By overlaying a city program known as the Multifamily Tax Exemption (MFTE) Program, Vulcan was able to expand the affordability of some of the dedicated units, from 80 percent of AMI to 65 percent.
As urban land prices surge and construction costs mount, for-profit developers are finding it increasingly challenging to generate market rates of return when including affordable housing in their projects.
Designed to support mixed-income development and to ensure increased affordability as the city population rises, MFTE is a voluntary program that provides developers with a property tax exemption for a set period during which a portion of the units are offered at below-market rents determined by the Seattle Office of Housing. The exemption helps offset the lower net operating income attributable to below-market rents for the affordable housing and helps the developer achieve a market return on its investment.

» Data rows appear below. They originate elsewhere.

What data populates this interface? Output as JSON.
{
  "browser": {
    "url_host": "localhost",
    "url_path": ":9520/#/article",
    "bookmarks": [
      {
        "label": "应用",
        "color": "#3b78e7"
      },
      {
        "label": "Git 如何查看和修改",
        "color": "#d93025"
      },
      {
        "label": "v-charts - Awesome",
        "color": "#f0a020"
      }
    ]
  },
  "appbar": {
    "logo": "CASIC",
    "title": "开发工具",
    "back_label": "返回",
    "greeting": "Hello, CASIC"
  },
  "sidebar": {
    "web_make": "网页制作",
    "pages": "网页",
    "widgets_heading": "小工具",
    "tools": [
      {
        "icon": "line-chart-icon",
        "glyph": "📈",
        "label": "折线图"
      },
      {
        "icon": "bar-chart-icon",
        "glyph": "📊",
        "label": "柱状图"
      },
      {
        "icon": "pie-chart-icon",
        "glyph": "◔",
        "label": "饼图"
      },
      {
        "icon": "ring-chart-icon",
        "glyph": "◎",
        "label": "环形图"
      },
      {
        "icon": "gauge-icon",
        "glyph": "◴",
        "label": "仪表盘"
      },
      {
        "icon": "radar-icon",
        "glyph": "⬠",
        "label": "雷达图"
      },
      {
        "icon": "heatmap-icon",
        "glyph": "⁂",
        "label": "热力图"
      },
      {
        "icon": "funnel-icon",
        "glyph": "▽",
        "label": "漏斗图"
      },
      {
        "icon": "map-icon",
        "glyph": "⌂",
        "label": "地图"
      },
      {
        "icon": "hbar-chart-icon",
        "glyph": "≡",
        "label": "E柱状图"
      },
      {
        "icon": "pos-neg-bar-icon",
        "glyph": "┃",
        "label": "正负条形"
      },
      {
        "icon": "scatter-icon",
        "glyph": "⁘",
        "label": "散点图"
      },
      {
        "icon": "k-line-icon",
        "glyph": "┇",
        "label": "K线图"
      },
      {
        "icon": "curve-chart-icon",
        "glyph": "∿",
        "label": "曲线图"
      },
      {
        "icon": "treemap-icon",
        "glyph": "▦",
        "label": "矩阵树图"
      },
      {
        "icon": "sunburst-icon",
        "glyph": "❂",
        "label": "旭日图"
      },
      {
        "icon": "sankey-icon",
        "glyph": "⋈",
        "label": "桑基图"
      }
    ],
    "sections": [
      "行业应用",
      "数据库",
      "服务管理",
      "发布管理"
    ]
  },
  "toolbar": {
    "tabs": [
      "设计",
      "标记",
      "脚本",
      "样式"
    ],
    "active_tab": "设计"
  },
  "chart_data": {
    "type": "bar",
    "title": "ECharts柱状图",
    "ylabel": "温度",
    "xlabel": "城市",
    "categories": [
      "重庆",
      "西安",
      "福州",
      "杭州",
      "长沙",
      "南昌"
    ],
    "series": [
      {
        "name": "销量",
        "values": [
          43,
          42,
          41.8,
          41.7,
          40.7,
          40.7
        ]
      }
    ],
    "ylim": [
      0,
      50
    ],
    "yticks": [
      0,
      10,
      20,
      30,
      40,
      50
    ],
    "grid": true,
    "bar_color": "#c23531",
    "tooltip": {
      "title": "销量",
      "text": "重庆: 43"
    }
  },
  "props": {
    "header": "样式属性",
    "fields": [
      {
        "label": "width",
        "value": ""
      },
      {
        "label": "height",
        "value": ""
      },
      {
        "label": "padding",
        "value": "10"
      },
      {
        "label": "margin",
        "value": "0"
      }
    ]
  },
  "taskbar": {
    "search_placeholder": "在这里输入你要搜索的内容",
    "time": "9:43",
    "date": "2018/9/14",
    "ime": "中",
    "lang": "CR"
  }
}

Nearby, Vulcan partnered with the city of Bellevue and other stakeholders to suggest updates to stimulate participation in that city’s MFTE Program. Unanimously approved by the City Council and adopted in 2021, the revised MFTE Program provides sufficient incentives to encourage the development of affordable housing and paves the way for Ondina, Vulcan’s first mixed-income residential project in Bellevue.
Participation in the MFTE has enabled Vulcan to meet its affordable housing production goals throughout Greater Seattle. To date, 20 percent of its 2,860 market rate units are affordable to households earning 65 to 85 percent of AMI.
Affordable housing is not an easy problem to tackle, but through creative partnerships and strategies that provide adequate incentives, developers can improve the supply of and access to equitable housing opportunities.
ADA M. HEALEY, chief real estate officer of Vulcan, is former co-chair of Seattle’s Affordable Middle-Income Housing Advisory Council under Mayor Jenny A. Durkan and former president of ULI Northwest. She is a member of ULI’s Urban Development and Mixed Use Council.